En las playas de esa bahía norte la Ley y el control..., digamos que son más laxos. Cuando la Guardia Civil consigue desmantelar tras un fin de semana una acampada masiva ilegal en la playa del Trampolín, se convierte en noticia, tal es lo insólito de tamaño logro. La mugre de los cauces y desagües que vierten y desembocan en playa Benítez desde tiempo inmemorial se ha convertido en seña de identidad de esa playa. Pero no sólo es eso, el descontrol de los bañistas que cualquier fin de semana por la tarde acceden a esa playa es digno de una película de miedo, pero no de las de terror psicológico que apenas dan sustillo, no, de las de tipo ‘El Exorcista’. Perros, gente pescando en medio de las sombrillas, mesas y sillas por doquier, distancia de seguridad inexistente, basura y más basura..., vamos, creo que en las orillas del Ganges se pueden contemplar escenas parecidas. Una vez me dijeron que, si sobrevives a una tarde de sábado en la playa de Benítez, te convalidan primero de relaciones sociales y supervivencia avanzada.
Pero sin duda, mi preferida desde que era un mozalbete era la playa del Desnarigado, con sus paredes rocosas, sus saltos de cabeza, sus fondos magníficos... Pero la sobreexplotación dominguera también hace años que acabó con ese atractivo. Los tinglados con carpas que montan cada fin de semana veraniego son de los que acaparan por completo la tranquilidad que tenía esa playa, con el añadido de que los sitios parecen estar adjudicados con nombres y apellidos, como si de un alquiler a perpetuidad se tratara.
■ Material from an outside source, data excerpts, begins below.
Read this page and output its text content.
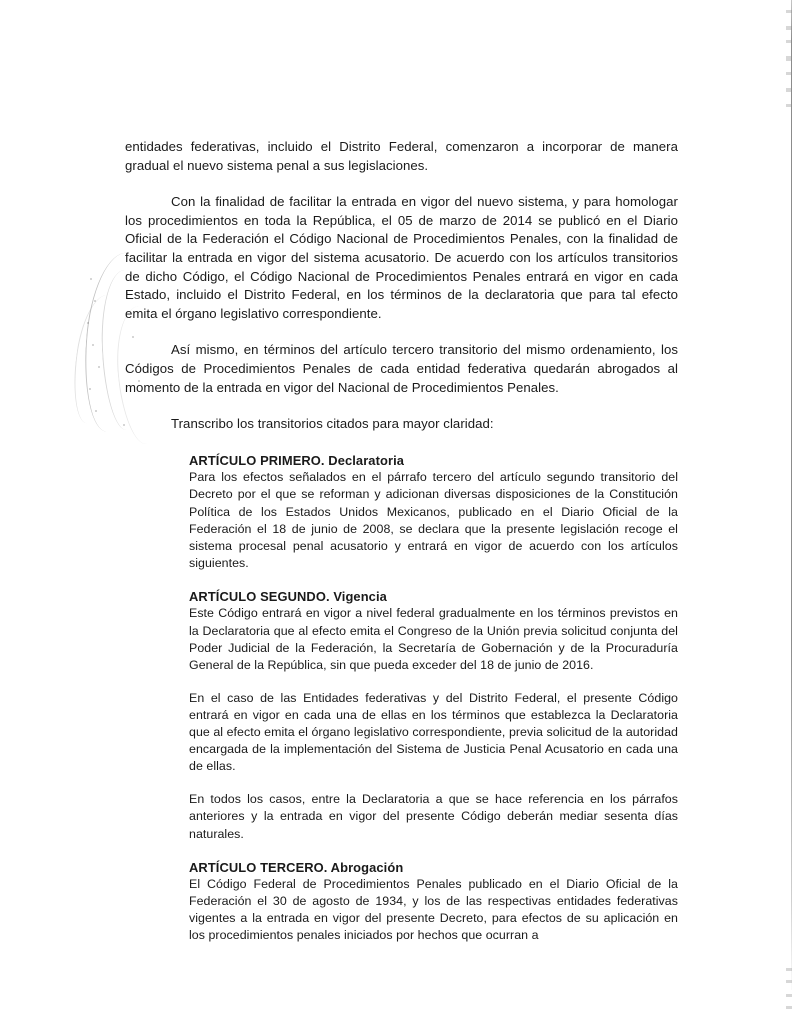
entidades federativas, incluido el Distrito Federal, comenzaron a incorporar de manera gradual el nuevo sistema penal a sus legislaciones.

Con la finalidad de facilitar la entrada en vigor del nuevo sistema, y para homologar los procedimientos en toda la República, el 05 de marzo de 2014 se publicó en el Diario Oficial de la Federación el Código Nacional de Procedimientos Penales, con la finalidad de facilitar la entrada en vigor del sistema acusatorio. De acuerdo con los artículos transitorios de dicho Código, el Código Nacional de Procedimientos Penales entrará en vigor en cada Estado, incluido el Distrito Federal, en los términos de la declaratoria que para tal efecto emita el órgano legislativo correspondiente.

Así mismo, en términos del artículo tercero transitorio del mismo ordenamiento, los Códigos de Procedimientos Penales de cada entidad federativa quedarán abrogados al momento de la entrada en vigor del Nacional de Procedimientos Penales.

Transcribo los transitorios citados para mayor claridad:

ARTÍCULO PRIMERO. Declaratoria

Para los efectos señalados en el párrafo tercero del artículo segundo transitorio del Decreto por el que se reforman y adicionan diversas disposiciones de la Constitución Política de los Estados Unidos Mexicanos, publicado en el Diario Oficial de la Federación el 18 de junio de 2008, se declara que la presente legislación recoge el sistema procesal penal acusatorio y entrará en vigor de acuerdo con los artículos siguientes.

ARTÍCULO SEGUNDO. Vigencia

Este Código entrará en vigor a nivel federal gradualmente en los términos previstos en la Declaratoria que al efecto emita el Congreso de la Unión previa solicitud conjunta del Poder Judicial de la Federación, la Secretaría de Gobernación y de la Procuraduría General de la República, sin que pueda exceder del 18 de junio de 2016.

En el caso de las Entidades federativas y del Distrito Federal, el presente Código entrará en vigor en cada una de ellas en los términos que establezca la Declaratoria que al efecto emita el órgano legislativo correspondiente, previa solicitud de la autoridad encargada de la implementación del Sistema de Justicia Penal Acusatorio en cada una de ellas.

En todos los casos, entre la Declaratoria a que se hace referencia en los párrafos anteriores y la entrada en vigor del presente Código deberán mediar sesenta días naturales.

ARTÍCULO TERCERO. Abrogación

El Código Federal de Procedimientos Penales publicado en el Diario Oficial de la Federación el 30 de agosto de 1934, y los de las respectivas entidades federativas vigentes a la entrada en vigor del presente Decreto, para efectos de su aplicación en los procedimientos penales iniciados por hechos que ocurran a
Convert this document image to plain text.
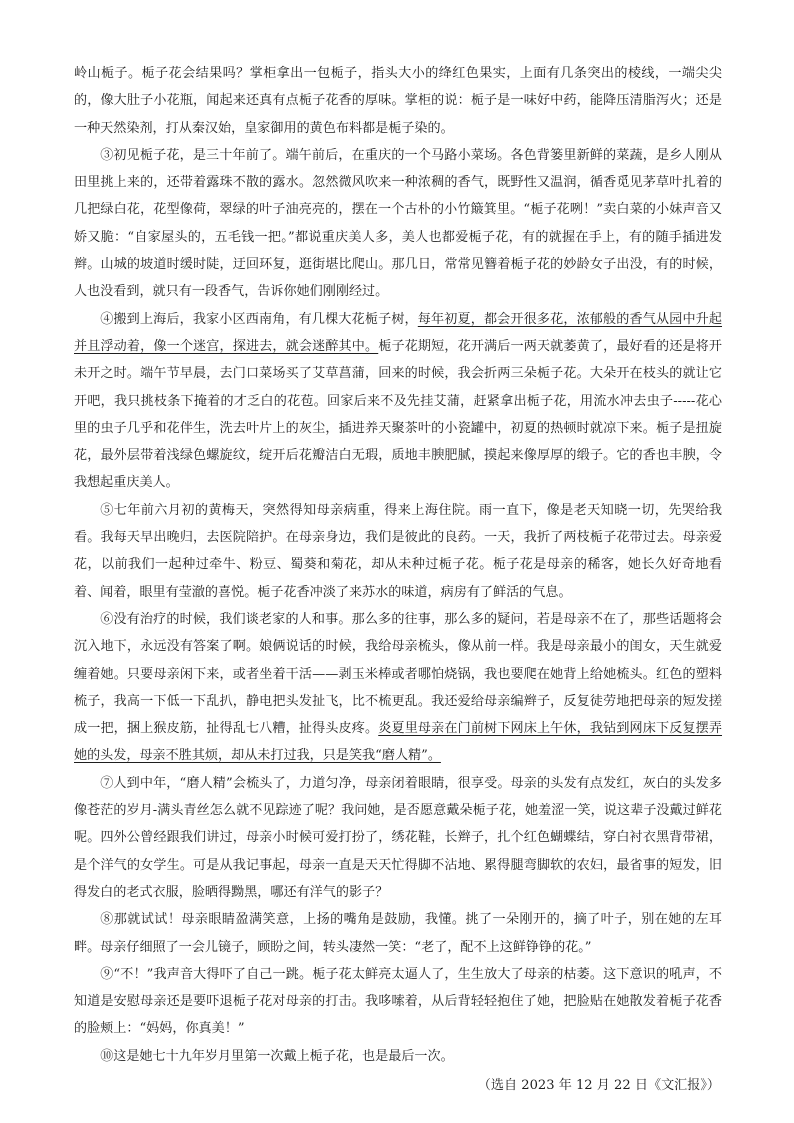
岭山栀子。栀子花会结果吗？掌柜拿出一包栀子，指头大小的绛红色果实，上面有几条突出的棱线，一端尖尖的，像大肚子小花瓶，闻起来还真有点栀子花香的厚味。掌柜的说：栀子是一味好中药，能降压清脂泻火；还是一种天然染剂，打从秦汉始，皇家御用的黄色布料都是栀子染的。

③初见栀子花，是三十年前了。端午前后，在重庆的一个马路小菜场。各色背篓里新鲜的菜蔬，是乡人刚从田里挑上来的，还带着露珠不散的露水。忽然微风吹来一种浓稠的香气，既野性又温润，循香觅见茅草叶扎着的几把绿白花，花型像荷，翠绿的叶子油亮亮的，摆在一个古朴的小竹簸箕里。“栀子花咧！”卖白菜的小妹声音又娇又脆：“自家屋头的，五毛钱一把。”都说重庆美人多，美人也都爱栀子花，有的就握在手上，有的随手插进发辫。山城的坡道时缓时陡，迂回环复，逛街堪比爬山。那几日，常常见簪着栀子花的妙龄女子出没，有的时候，人也没看到，就只有一段香气，告诉你她们刚刚经过。

④搬到上海后，我家小区西南角，有几棵大花栀子树，每年初夏，都会开很多花，浓郁般的香气从园中升起并且浮动着，像一个迷宫，探进去，就会迷醉其中。栀子花期短，花开满后一两天就萎黄了，最好看的还是将开未开之时。端午节早晨，去门口菜场买了艾草菖蒲，回来的时候，我会折两三朵栀子花。大朵开在枝头的就让它开吧，我只挑枝条下掩着的才乏白的花苞。回家后来不及先挂艾蒲，赶紧拿出栀子花，用流水冲去虫子-----花心里的虫子几乎和花伴生，洗去叶片上的灰尘，插进养天聚茶叶的小瓷罐中，初夏的热顿时就凉下来。栀子是扭旋花，最外层带着浅绿色螺旋纹，绽开后花瓣洁白无瑕，质地丰腴肥腻，摸起来像厚厚的缎子。它的香也丰腴，令我想起重庆美人。

⑤七年前六月初的黄梅天，突然得知母亲病重，得来上海住院。雨一直下，像是老天知晓一切，先哭给我看。我每天早出晚归，去医院陪护。在母亲身边，我们是彼此的良药。一天，我折了两枝栀子花带过去。母亲爱花，以前我们一起种过牵牛、粉豆、蜀葵和菊花，却从未种过栀子花。栀子花是母亲的稀客，她长久好奇地看着、闻着，眼里有莹澈的喜悦。栀子花香冲淡了来苏水的味道，病房有了鲜活的气息。

⑥没有治疗的时候，我们谈老家的人和事。那么多的往事，那么多的疑问，若是母亲不在了，那些话题将会沉入地下，永远没有答案了啊。娘俩说话的时候，我给母亲梳头，像从前一样。我是母亲最小的闺女，天生就爱缠着她。只要母亲闲下来，或者坐着干活——剥玉米棒或者哪怕烧锅，我也要爬在她背上给她梳头。红色的塑料梳子，我高一下低一下乱扒，静电把头发扯飞，比不梳更乱。我还爱给母亲编辫子，反复徒劳地把母亲的短发搓成一把，捆上猴皮筋，扯得乱七八糟，扯得头皮疼。炎夏里母亲在门前树下网床上午休，我钻到网床下反复摆弄她的头发，母亲不胜其烦，却从未打过我，只是笑我“磨人精”。

⑦人到中年，“磨人精”会梳头了，力道匀净，母亲闭着眼睛，很享受。母亲的头发有点发红，灰白的头发多像苍茫的岁月-满头青丝怎么就不见踪迹了呢？我问她，是否愿意戴朵栀子花，她羞涩一笑，说这辈子没戴过鲜花呢。四外公曾经跟我们讲过，母亲小时候可爱打扮了，绣花鞋，长辫子，扎个红色蝴蝶结，穿白衬衣黑背带裙，是个洋气的女学生。可是从我记事起，母亲一直是天天忙得脚不沾地、累得腿弯脚软的农妇，最省事的短发，旧得发白的老式衣服，脸晒得黝黑，哪还有洋气的影子？

⑧那就试试！母亲眼睛盈满笑意，上扬的嘴角是鼓励，我懂。挑了一朵刚开的，摘了叶子，别在她的左耳畔。母亲仔细照了一会儿镜子，顾盼之间，转头凄然一笑：“老了，配不上这鲜铮铮的花。”

⑨“不！”我声音大得吓了自己一跳。栀子花太鲜亮太逼人了，生生放大了母亲的枯萎。这下意识的吼声，不知道是安慰母亲还是要吓退栀子花对母亲的打击。我哆嗦着，从后背轻轻抱住了她，把脸贴在她散发着栀子花香的脸颊上：“妈妈，你真美！”

⑩这是她七十九年岁月里第一次戴上栀子花，也是最后一次。

（选自 2023 年 12 月 22 日《文汇报》）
Me quedan la de Benzú y San Amaro, ambas simplemente dignas y con un aire muy de barrio, de las que se disfrutan casi exclusivamente por los vecinos, pero muy lejos de un canon que nos dé caché dentro de playas de ensueño y, por supuesto, con el mismo problema de suciedad y dejadez. Esas playas conviven con el resto del litoral, que nos ofrece pequeñas pinceladas, como El Sarchal, Fuente Caballos, Santa Catalina, o pequeñísimos rincones que se pueden usar para darse un chapuzón, aunque en todas te puedes encontrar con escombreras ocasionales, muy propias de los acantilados de la bahía sur, y con descuido absoluto por parte de las autoridades.
Tenemos 21 kilómetros de costa dentro de la ciudad, algo que ya quisiera para sí cualquier ciudad española. Pero, como ya es costumbre en nuestro ADN ceutí, no destacamos por la calidad de las playas, por el civismo de la gente para cuidarlas y, sobre todo, por el compromiso de la administración para controlar, arreglar y convertir ese tesoro en algo digno de ser visitado y disfrutado. Con la cantidad de cosas que se podrían hacer para darles valor..., como senderos originales e integrados en el medio natural, como vigilancia y limpieza de verdad, como instalaciones y servicios públicos, o como proyectos de regeneración medioambiental... en fin, ¿para qué seguir?
Menos mal que me queda el consuelo que cuando el cambio climático acabe con nuestra especie (o eso me afirma mi nieto Ambrosio, y él sabe mucho de eso porque ve mucho internet), nuestras playas serán auténticas delicias naturales para las nuevas especies que dominen la Tierra. ¿Serán las cucarachas?